= Walter Gormly =

American conscientious objector (1915–2000)

Walter Gormly (February 15, 1915 - February 26, 2000) was an American conscientious objector, tax resister and advocate of small-scale industry.

Walter Ford Gormly was born February 7, 1915, the middle son of Will J. and Anna L. Gormly of Mount Vernon, Iowa. After transferring from Colorado State College, he received his B.S. (1939) from Iowa State College (University) in Mechanical Engineering. While a student, Gormly was active in the Collegiate Presbyterian Church and the local chapter of the American Society of Mechanical Engineers (ASME). Because he was a conscientious objector, and because he refused to serve in government-sanctioned work camps, Gormly was incarcerated for three years during World War II in the federal prison at Sandstone, Minnesota. While in prison he staged a hunger strike, which lasted for four months and four days (during which time he was fed intravenously) before he was freed without parole.

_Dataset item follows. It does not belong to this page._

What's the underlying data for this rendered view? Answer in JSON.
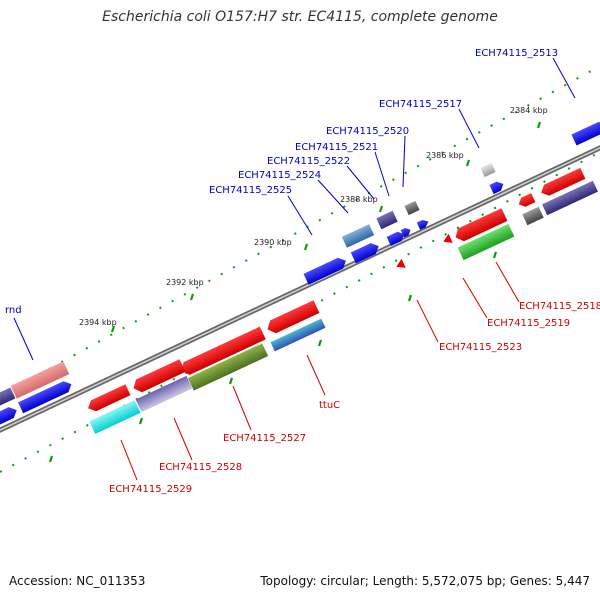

Gormly, believing that federal tax dollars funded the military, continued his anti-war activities by refusing to pay federal income tax during the 1950s. In 1962, he staged another hunger strike in front of the Internal Revenue Service building in Des Moines, Iowa, and was once again jailed for a short time. During this period, Gormly also became very interested in food and drug issues and was a vocal opponent of fluoride. He published "Newsman's Gadfly" during the 1960s and authored a column, "Voice from the Woods". He was a member of the Society for Social Responsibility in Science (SSRS) and the Humanists of Iowa. Gormly died February 26, 2000.

==Quotes==
In a 1991 interview, Gormly said:

Most of my life, I've been trying to save the human race from its own stupidity. I have little to show for my efforts.